Pinrang— Warga Desa Tonyamang mengeluhkan Pemda Pinrang yang tidak dapat menentukan sikap terhadap permasalahan tower telekomunikasi yang berdampak kerugian pada warga serta membiarkan warga dan PT. TBG menempuh jalannya masing-masing.
Bahkan dalam mediasi terakhir dilaksanakan (1/8) di Kantor Bupati Kabupaten Pinrang berujung pada kesimpulan deadlock (buntu).
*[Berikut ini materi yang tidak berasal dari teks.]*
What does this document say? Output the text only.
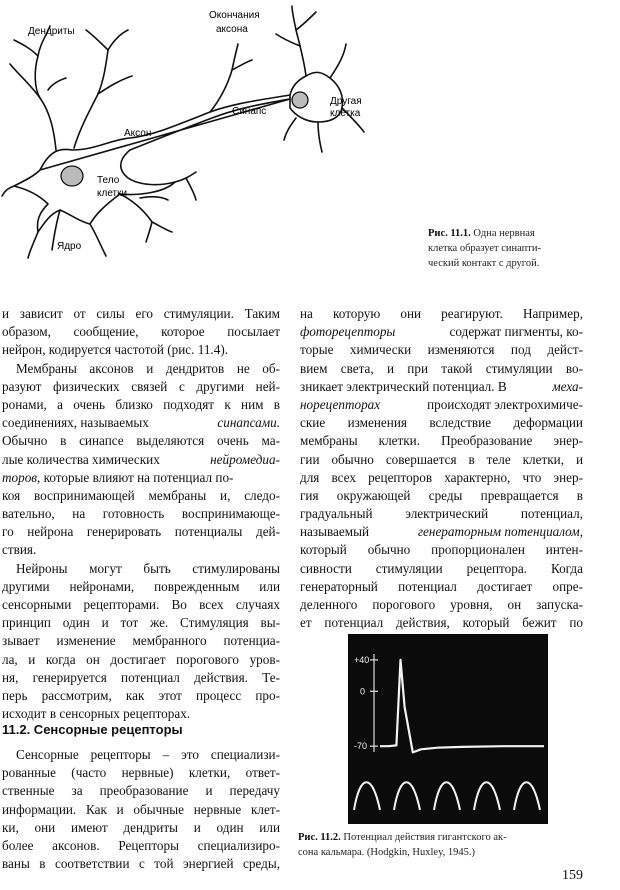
Дендриты
Окончания
аксона
Синапс
Другая
клетка
Аксон
Тело
клетки
Ядро
Рис. 11.1. Одна нервная
клетка образует синапти-
ческий контакт с другой.
и зависит от силы его стимуляции. Таким
образом, сообщение, которое посылает
нейрон, кодируется частотой (рис. 11.4).
Мембраны аксонов и дендритов не об-
разуют физических связей с другими ней-
ронами, а очень близко подходят к ним в
соединениях, называемых	синапсами.
Обычно в синапсе выделяются очень ма-
лые количества химических	нейромедиа-
торов, которые влияют на потенциал по-
коя воспринимающей мембраны и, следо-
вательно, на готовность воспринимающе-
го нейрона генерировать потенциалы дей-
ствия.
Нейроны могут быть стимулированы
другими нейронами, поврежденным или
сенсорными рецепторами. Во всех случаях
принцип один и тот же. Стимуляция вы-
зывает изменение мембранного потенциа-
ла, и когда он достигает порогового уров-
ня, генерируется потенциал действия. Те-
перь рассмотрим, как этот процесс про-
исходит в сенсорных рецепторах.
11.2. Сенсорные рецепторы
Сенсорные рецепторы – это специализи-
рованные (часто нервные) клетки, ответ-
ственные за преобразование и передачу
информации. Как и обычные нервные клет-
ки, они имеют дендриты и один или
более аксонов. Рецепторы специализиро-
ваны в соответствии с той энергией среды,
на которую они реагируют. Например,
фоторецепторы	содержат пигменты, ко-
торые химически изменяются под дейст-
вием света, и при такой стимуляции во-
зникает электрический потенциал. В	меха-
норецепторах	происходят электрохимиче-
ские изменения вследствие деформации
мембраны клетки. Преобразование энер-
гии обычно совершается в теле клетки, и
для всех рецепторов характерно, что энер-
гия окружающей среды превращается в
градуальный электрический потенциал,
называемый	генераторным потенциалом,
который обычно пропорционален интен-
сивности стимуляции рецептора. Когда
генераторный потенциал достигает опре-
деленного порогового уровня, он запуска-
ет потенциал действия, который бежит по
+40
0
-70
Рис. 11.2. Потенциал действия гигантского ак-
сона кальмара. (Hodgkin, Huxley, 1945.)
159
Dalam mediasi yang berlangsung sekitar 1 jam lebih, Pemda dianggap tidak berimbang, karena tidak memberi kesempatan kepada warga yang ingin menyampaikan keberatan atas kesimpulan yang disampaikan.
“Pemerintah Daerah sangat tidak adil dalam memimpin dan menyampaikan kesimpulan karena kami belum selesai bicara tapi selalu dipotong dan ingin menyatakan keberatan tapi malah terburu-buru menutup mediasi,” ucap warga bernama Sutarman saat sesi konferensi pers, Jumat (2/8/2024).
Lebih lanjut, dalam keterangan pada saat konferensi pers, warga menyatakan keberatannya terhadap Pemerintah Daerah yang tidak berpihak kepada Warga dengan membiarkan pihak kepolisian bersama perusahaan PT. TBG memaksa masuk di area tower sebagaimana yang terjadi pada 3 hari yang lalu.
“Kita harus berkaca dari peristiwa tegang kemarin. Kalau Pemerintah Daerah terus membiarkan perusahaan bersama Kepolisian masuk area tower, maka akan terjadi benturan dan kami pasti akan menjadi korban. Kalau kami jadi korban, Pemerintah harus bertanggung jawab,” tegas warga lainnya.
Tim Hukum LBH Makassar selaku Kuasa Hukum warga Dusun Tabalangi, Desa Tonyamang, Kabupaten Pinrang juga menyoroti tindakan Pemerintah Daerah yang melepas tanggung jawab terhadap permasalahan yang dihadapi Warga adalah bentuk pelanggaran Hak Asasi Manusia.
“Karena akibat dari pembiaran atau pengabaian Pemda itulah yang akan membuat Warga menjadi korban dari tindakan pengerahan aparat oleh PT. TBG,” ujar Pajrin Rahman.
Dalam sesi penutupan Konferensi Pers, Warga bersama Aliansi Masyarakat Tonyamang menyampaikan pernyataan sikap bahwa, situasi saat ini menjadi bukti bahwa negara dalam hal ini melalui Pemerintah Daerah tidak melakukan perlindungan, penghormatan dan pemenuhan Hak Asasi Manusia terhadap Warga.
Maka berdasarkan hal tersebut Warga menyatakan:
1. Menuntut Pemerintah daerah Kabupaten Pinrang agar segera melakukan pencabutan izin tower PT. TBG dan menggunakan hak diskresinya untuk memerintahkan agar tower segera dipindahkan.
2. Mengecam dan Melawan PT. TBG yang melakukan tindakan aktif menggunakan aparat polisi secara berlebihan terhadap Warga yang berjuang atas haknya.
3. Menghimbau Pihak Kepolisian untuk menahan diri dari segala upaya memaksa masuk ke area tower bersama Perusahaan.